Intégration de la thérapie cognitivo-comportementale numérique pour l’insomnie dans un cadre de crénothérapie : résultats d’un essai contrôlé randomisé - 06/03/26
Résumé |
Objectif |
Le trouble de l’insomnie est fréquent et invalidant. La thérapie cognitivo-comportementale pour l’insomnie (TCC-I) est le traitement de première intention mais son accès reste limité. La TCC-I numérique (TCC-I-n) est une alternative flexible et adaptable mais les résultats sont variables. Si plusieurs études font état de résultats comparables à ceux de la TCC-I en face à face, d’autres soulignent une variabilité importante dans l’efficacité du traitement en fonction des caractéristiques des patients, des modalités d’intervention (TCC-I-n automatisée ou guidée) et des facteurs contextuels (TCC-I-n sur Internet ou intégrée dans un groupe).

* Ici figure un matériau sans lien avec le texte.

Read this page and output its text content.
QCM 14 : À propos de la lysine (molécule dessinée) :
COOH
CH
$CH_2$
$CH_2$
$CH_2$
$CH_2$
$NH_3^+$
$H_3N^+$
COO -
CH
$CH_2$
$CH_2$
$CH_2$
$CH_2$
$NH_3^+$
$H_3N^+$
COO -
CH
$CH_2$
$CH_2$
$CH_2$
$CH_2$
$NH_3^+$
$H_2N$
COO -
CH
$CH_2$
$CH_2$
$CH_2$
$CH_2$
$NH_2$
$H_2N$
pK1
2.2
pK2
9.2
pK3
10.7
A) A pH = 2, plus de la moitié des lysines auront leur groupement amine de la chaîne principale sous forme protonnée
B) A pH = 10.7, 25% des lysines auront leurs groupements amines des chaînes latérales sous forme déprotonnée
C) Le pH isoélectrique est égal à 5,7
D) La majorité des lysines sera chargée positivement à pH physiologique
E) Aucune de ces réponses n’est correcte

L’objectif de cette étude est d’examiner si l’intégration de la TCC-I-n dans un contexte de crénothérapie (cure thermale) peut améliorer l’efficacité et l’adhésion.
Méthodes |
Afin d’évaluer la valeur ajoutée de l’intégration de la TCC-I-n dans un cadre de soins de crénothérapie, nous avons mené un essai contrôlé randomisé multicentrique comparant la TCC-I-n administrée seule ou intégrée à la crénothérapie (3 semaines) chez des patients souffrant d’insomnie chronique ( n = 66 adultes). Critère principal : indice de sévérité de l’insomnie (ISI). Critères secondaires : paramètres subjectifs de sommeil, fonctionnement diurne, anxiété, dépression, satisfaction.
Résultats |
Améliorations significatives dans les deux groupes : sévérité de l’insomnie, efficacité du sommeil, latence d’endormissement, inertie du sommeil, anxiété et dépression. Pas de bénéfice global supplémentaire de la crénothérapie. Mais bénéfices plus marqués chez les < 60 ans et les participants présentant une anxiété initiale. Satisfaction et adhésion élevées dans les deux groupes.
Conclusion |
La TCC-I-n est efficace pour l’insomnie chronique. Son intégration dans un cadre de crénothérapie est faisable et pourrait bénéficier à certains sous-groupes (patients plus jeunes, anxieux). Ces résultats soutiennent le développement de modèles de soins intégrés pour élargir et personnaliser l’accès aux traitements.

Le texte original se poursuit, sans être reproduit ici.